The question is not whether we serve. The question is what we serve.
Will You Show Up?
You are scheduled — every week — to have a meal with the King of the universe. An opportunity to invite Him into your house.
Will you show up late, still in dirty work clothes? Will you throw plates toward the table, hunt down the children, rush through the meal, talk about mundane things, and then run off to your own pleasure?
Or will you prepare?
Work done. Food ready. Table set. Children bathed. Hearts settled. A home made ready to welcome the King.
That is Hanukkah ha-bayit. A dedicated home.
Living a life in covenant isn't something we can fit into spare time. A neglected relationship isn't a relationship.
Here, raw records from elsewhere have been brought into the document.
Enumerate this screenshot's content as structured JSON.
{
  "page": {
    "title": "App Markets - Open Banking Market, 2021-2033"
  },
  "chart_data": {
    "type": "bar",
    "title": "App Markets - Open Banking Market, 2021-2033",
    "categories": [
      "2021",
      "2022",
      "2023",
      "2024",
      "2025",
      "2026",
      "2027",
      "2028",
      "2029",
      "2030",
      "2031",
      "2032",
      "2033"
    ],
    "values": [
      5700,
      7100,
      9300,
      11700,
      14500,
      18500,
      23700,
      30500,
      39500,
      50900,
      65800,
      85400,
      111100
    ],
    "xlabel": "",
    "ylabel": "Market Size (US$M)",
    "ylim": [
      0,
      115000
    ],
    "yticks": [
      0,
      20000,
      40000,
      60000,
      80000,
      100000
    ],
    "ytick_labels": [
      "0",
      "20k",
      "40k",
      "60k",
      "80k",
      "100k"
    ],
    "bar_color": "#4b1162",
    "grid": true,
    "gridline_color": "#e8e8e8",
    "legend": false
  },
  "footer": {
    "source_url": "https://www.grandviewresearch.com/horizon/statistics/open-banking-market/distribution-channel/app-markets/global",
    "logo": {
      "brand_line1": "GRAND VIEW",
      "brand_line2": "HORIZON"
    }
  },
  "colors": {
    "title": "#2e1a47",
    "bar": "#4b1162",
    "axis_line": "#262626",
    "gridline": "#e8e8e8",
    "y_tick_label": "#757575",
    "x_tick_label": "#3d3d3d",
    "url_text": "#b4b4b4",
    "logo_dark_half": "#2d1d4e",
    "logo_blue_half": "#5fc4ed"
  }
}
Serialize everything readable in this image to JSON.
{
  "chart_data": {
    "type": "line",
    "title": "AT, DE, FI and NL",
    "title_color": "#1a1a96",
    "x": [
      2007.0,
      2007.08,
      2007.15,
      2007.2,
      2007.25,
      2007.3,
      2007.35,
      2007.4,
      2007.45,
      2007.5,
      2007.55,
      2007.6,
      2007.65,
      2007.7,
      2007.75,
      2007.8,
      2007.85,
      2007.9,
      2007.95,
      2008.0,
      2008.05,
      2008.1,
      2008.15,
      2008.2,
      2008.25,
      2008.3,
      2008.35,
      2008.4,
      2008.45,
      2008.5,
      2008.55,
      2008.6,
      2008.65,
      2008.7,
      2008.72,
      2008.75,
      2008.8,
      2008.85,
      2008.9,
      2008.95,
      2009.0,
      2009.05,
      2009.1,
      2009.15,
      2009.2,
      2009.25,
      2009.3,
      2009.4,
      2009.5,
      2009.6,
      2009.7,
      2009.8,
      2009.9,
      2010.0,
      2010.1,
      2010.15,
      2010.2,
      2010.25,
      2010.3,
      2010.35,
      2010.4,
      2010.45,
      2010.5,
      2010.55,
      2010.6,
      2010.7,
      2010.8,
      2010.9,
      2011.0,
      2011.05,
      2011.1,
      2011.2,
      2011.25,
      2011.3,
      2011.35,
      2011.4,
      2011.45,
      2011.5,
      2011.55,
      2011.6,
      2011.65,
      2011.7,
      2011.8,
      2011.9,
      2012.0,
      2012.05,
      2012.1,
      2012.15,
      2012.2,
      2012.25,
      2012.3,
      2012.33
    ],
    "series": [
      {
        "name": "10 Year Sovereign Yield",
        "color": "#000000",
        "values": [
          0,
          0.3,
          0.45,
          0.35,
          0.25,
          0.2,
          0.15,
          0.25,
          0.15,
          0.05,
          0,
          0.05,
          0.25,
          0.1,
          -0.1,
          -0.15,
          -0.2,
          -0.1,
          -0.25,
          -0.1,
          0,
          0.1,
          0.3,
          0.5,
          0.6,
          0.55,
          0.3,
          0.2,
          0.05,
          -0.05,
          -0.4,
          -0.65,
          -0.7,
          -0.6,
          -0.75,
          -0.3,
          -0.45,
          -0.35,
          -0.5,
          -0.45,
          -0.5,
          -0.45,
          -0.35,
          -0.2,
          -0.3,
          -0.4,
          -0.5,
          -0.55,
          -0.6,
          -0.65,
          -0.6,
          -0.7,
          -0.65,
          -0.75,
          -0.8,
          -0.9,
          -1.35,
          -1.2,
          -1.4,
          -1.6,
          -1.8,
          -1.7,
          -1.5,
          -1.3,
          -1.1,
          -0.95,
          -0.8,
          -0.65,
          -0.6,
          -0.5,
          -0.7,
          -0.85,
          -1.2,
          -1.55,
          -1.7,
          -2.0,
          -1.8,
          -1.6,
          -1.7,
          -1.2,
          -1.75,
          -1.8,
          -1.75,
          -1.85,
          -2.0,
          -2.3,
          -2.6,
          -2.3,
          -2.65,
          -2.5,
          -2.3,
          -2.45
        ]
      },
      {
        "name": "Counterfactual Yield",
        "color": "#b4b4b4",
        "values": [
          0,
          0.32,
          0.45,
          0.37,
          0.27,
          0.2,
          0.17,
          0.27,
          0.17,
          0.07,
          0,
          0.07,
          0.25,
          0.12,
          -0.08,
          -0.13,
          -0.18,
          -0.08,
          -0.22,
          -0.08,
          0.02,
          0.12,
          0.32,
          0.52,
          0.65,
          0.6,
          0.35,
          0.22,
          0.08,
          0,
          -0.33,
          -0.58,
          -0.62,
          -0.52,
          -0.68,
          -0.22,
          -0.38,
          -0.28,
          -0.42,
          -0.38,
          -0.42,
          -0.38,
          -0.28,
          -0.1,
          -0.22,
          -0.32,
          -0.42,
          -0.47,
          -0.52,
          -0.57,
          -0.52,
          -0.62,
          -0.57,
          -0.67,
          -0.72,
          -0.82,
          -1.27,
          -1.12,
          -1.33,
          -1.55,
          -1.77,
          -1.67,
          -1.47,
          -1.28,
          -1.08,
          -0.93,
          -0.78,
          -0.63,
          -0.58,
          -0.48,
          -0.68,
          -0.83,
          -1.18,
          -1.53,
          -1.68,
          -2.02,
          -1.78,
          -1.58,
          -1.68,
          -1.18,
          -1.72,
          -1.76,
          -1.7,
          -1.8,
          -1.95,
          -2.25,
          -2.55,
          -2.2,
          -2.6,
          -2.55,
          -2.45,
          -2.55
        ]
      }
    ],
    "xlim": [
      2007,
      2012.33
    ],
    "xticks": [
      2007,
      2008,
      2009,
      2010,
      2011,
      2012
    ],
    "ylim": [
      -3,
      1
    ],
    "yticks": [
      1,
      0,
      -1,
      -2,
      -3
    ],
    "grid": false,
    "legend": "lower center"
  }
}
It takes time to build a relationship, and it takes time to build a dedicated life.
First we have to decide if we want what G-d wants.
If we do, we need to go back to His word — the Torah — and learn it. Listening to what G-d says, not forcing our doctrines and dogmas into it. We need to learn from those who have been living a dedicated life for generations. We need to learn how and why they came to the conclusions they did.
Hanukkah is a feast of dedication. It comes in the darkest time of the year. That is when light shines brightest. That is when a small, faithful flame changes everything. That is when we serve as a light unto the nations.
A dedicated home. A dedicated life. Hanukkah ha-bayit.
So choose your avodah.
Choose what your life is for. Choose what your home is for. Choose what your time is for. Choose what your body is for. Choose what your children are being formed into.
The world is dark. That is not new.
But Hanukkah comes in the dark to remind us that a small, faithful flame still matters. Dedicate the home. Dedicate the time. Dedicate the body. Dedicate the life.
Be the light Israel was called to be.